Section 905 – Grants for Broadband Connectivity: This section creates a $1 billion Tribal Broadband Connectivity Grants Program to expand access to and adoption of broadband service on Tribal land or remote learning, telework, or telehealth resources during the COVID-19 pandemic. The grants are to be used for broadband infrastructure deployment, affordable broadband programs, distance learning, telehealth, digital inclusion efforts, and broadband adoption activities. Funds are to be expended within a year except for construction of broadband infrastructure under certain circumstances. For new construction of broadband infrastructure, an eligible entity is required to prioritize projects that deploy broadband to unserved households.

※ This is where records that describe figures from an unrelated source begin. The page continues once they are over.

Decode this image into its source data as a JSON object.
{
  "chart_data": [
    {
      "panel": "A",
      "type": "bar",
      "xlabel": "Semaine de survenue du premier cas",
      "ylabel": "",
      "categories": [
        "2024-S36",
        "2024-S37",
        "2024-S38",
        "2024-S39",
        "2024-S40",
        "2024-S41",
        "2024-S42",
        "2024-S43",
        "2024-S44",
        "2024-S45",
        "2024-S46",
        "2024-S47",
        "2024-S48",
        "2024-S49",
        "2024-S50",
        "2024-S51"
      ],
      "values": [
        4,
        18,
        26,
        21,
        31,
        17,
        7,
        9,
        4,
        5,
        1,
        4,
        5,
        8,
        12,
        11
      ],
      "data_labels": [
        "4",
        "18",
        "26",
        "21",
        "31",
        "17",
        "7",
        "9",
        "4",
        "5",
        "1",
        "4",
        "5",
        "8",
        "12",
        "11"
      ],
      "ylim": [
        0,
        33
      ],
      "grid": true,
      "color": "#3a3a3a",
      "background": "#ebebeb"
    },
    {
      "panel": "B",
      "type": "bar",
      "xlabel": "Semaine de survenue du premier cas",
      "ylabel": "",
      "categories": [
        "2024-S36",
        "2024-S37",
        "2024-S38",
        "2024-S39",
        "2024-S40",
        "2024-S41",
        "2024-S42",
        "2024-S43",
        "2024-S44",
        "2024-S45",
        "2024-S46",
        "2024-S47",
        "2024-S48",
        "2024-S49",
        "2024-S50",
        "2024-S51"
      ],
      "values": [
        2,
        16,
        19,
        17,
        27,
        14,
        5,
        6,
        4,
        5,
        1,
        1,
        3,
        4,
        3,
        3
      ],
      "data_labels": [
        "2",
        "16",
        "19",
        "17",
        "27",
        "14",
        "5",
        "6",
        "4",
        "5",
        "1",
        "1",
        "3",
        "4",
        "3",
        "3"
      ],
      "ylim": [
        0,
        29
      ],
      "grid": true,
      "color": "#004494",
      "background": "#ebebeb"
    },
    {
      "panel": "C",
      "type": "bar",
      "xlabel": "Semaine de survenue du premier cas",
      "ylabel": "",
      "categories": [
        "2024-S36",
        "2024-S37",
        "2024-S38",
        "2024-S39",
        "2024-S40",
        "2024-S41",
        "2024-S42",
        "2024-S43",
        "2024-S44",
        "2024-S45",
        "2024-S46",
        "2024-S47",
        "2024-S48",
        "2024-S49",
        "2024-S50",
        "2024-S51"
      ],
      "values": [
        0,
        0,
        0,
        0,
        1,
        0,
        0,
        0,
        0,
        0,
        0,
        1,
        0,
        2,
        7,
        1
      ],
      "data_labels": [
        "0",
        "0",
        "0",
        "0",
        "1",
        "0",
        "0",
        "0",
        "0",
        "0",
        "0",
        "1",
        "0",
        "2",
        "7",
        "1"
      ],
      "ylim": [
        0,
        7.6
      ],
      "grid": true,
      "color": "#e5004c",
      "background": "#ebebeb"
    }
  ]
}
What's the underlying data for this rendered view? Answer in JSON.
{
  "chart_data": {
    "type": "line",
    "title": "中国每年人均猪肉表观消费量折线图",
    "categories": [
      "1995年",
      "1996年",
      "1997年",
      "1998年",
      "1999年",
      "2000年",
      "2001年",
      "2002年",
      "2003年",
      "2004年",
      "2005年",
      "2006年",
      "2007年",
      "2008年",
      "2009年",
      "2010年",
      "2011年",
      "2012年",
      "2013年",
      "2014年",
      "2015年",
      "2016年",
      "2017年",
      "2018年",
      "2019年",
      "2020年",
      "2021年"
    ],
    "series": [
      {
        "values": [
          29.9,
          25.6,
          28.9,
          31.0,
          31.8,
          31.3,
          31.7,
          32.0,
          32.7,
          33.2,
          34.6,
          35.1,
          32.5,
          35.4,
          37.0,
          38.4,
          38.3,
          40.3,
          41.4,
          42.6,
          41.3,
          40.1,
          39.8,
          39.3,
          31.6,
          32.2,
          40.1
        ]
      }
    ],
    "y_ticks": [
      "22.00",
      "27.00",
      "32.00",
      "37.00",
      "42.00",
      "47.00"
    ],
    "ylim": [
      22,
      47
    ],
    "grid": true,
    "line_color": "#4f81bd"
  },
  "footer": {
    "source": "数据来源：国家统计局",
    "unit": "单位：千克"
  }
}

This section also creates a separate Broadband Infrastructure Deployment Grant to be administered by the NTIA for grants to public-private partnerships for the deployment of fixed broadband service that provides 25/3 Mbps broadband service and latency sufficient to support real-time, interactive applications in an eligible service area. An eligible service area means a census block in which broadband is not available at one or more households or businesses in the census block, as determined by the maps created by the Broadband Deployment Accuracy and Technological Availability (DATA) Act. The FCC is required annually to provide to NTIA any data collected by the Broadband DATA Act. In awarding grants under this subsection, the NTIA is directed to prioritize applications in the following order: (1) projects designed to provide broadband service to the greatest number of households in an eligible service area; (2) projects designed to provide broadband service in an eligible service area that is rural; (3) projects that are the most cost-effective, prioritizing such projects in areas that are the most rural; and (4) projects that provide a minimum of 100/20 Mbps broadband service. Grant funds are to be expended within one year, except that the NTIA may extend the period for infrastructure projects if certain conditions are met. The NTIA is prohibited from requiring a provider of broadband service that is part of a covered private-public partnership to be designated as an eligible telecommunications carrier (ETC) as a condition of receiving a grant under this program. The NTIA must issue a notice inviting eligible entities and covered partnerships to submit applications for grants between 30 to 60 days after the date of enactment of the bill. Grant funds may not be used to purchase or support any communications equipment or service that may pose a national security threat, as defined by the Secure and Trusted Communications Networks Act of 2019.